# The "how's" and "why's"

#1

I’ve been reading around the net and trying to learn about the theory behind 3D ie. the maths and the physics.

It is all well and good to tell me that to find the length of the side that is perpendicular to one vector and meets the end of the other vector you use the dot product method, but the way I learn and I know many people also learn and remember this way is to UNDERSTAND what you are doing, ie.how and why, not just what…

So I am asking for people who have read good books or sites on the theory of 3D (maths AND physics) to recommend good books or sites that also explain WHY.

The site that i have been reading (struggling) is http://www.euclideanspace.com
it is the site the compelled me to write this post, a good site but no explanation…

#2

well it depends on what exactly you wanna learn its a broad field…if you understand vectors and all the linear algebra that goes with and wanna see how those theoriea are applied to 3d then i have a book that i enjoyed reading very much.

its called 3D GAMES: realtime and software rendering… now this book has gotten some bad reviews because people think its a book on making games…its more like an intro to game engine book… for example it goes into alot of detail to explain bezier surfaces bspline nurbs and then shows you how you would implent it in opengl…besides the code for a basic 3d engine its all mostly math… but its a good book to learn the hows and why’s.
you can find links to amazon, bn for both volumes at this site. http://www.fly3d.com.br

hope its what your looking for

#3

Originally posted by Isotope
but the way I learn and I know many people also learn and remember this way is to UNDERSTAND what you are doing, ie.how and why, not just what…

I would suggest going straight to “the bible”, Foley and Van Dam, Computer Graphics: Principles and Practice. It’s been the bible for 3D. I’ve only got some of the 1990 copies around and since then the new editions feature some examples in C.
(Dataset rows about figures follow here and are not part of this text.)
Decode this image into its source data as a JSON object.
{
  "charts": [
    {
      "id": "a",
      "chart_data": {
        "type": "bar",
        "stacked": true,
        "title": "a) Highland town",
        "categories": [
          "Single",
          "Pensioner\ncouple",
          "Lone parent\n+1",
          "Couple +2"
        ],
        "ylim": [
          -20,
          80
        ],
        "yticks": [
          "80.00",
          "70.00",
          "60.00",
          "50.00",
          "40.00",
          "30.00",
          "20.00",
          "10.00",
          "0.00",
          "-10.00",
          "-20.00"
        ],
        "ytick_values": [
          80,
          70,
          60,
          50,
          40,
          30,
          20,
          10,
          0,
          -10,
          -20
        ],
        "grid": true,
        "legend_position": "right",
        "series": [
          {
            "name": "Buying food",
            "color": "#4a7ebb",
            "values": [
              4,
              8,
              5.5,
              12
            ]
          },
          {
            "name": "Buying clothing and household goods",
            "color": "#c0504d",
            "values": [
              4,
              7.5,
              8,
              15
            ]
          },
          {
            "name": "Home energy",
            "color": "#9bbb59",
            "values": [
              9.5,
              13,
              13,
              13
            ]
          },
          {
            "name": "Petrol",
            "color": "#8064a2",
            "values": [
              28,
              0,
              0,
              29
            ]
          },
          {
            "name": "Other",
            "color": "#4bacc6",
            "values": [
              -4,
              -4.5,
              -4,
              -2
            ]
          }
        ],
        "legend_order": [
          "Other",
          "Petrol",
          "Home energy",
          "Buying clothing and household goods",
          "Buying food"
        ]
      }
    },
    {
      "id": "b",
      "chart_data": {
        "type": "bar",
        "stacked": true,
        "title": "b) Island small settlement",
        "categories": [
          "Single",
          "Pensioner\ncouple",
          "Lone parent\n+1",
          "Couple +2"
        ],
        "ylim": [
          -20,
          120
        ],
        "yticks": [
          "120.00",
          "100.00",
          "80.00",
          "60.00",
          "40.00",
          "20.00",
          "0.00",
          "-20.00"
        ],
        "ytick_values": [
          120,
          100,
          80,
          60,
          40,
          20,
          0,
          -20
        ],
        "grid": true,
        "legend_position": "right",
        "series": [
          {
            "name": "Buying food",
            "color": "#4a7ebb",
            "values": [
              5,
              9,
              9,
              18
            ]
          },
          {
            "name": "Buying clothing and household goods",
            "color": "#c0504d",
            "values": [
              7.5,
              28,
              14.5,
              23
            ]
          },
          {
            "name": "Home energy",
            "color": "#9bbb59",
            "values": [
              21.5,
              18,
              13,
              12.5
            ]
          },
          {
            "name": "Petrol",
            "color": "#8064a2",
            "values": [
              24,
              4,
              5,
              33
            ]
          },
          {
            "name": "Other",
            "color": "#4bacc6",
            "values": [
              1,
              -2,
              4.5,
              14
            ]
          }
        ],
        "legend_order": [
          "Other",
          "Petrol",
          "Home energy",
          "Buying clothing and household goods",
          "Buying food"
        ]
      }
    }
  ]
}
It’ll give you both the fundamentals as well as a good dose of history, especially considering how long it’s been “the bible” in the 3D industry. Some of it will feel outdated and ancient but I think that is part what makes a lot of difference these days. Too many people focus on the “how” and not the “why” as if the younger generation entering the field only wants to know what buttons to press and how to get from A to B without actually digging into the history and fundamentals which are so important in even comprehending a lot of the more modern concepts that have their roots elsewhere and have evolved since.

It’s also a great hardcover doorstop that carries its weight with pride

#4

I second that. The Foley book is the bible of 3D maths for computer graphics.

3D math isn’t the easiest thing to get to grips with, but this book presents it in a really good way.

You can also get more specific books, such as 3D matrix math books. I have a good one at home, but forget the title. There’s also a lot of websites about 3d math, just check your local google for more info

#5

I have written a simple ray tracer and now I want to try adding G.I. to my renderer. But, I feel very diffcult to understand those equations, notations and terminology, and especially how to convert those integrals (differential area, volume.,etc) evaluation, rendering equations to C/C++. Sometime the upper limit of Diff eqaution is pi, or ohm or nothing; how to find dA, dt, dw,.etc I really have no idea about these as no detail explained.

I have read some general math books, but they only mention simple integral, say, the upper limit is 9 and lower limit is 0…
Any good math book for graphics programming? expecially integral , rendering equations, rather than Vector and matrix calcualations.

thanks

#6

Originally posted by sept94
Any good math book for graphics programming? expecially integral , rendering equations, rather than Vector and matrix calcualations.

If you are looking for good resources that combine the math with the code along with detailed overviews you may want to look into the “Graphics Gems” series (all five volumes).

For more than a decade, since the first volume, these guys have been an unmistakably valuable resource. It’s a shame that after the fifth volume somewhere in '95 or '96 they stopped publishing more of these. The content varies greatly and has chapters on rendering, geometry, motion, image processing, etc. and are not purely focussed on just rendering, though.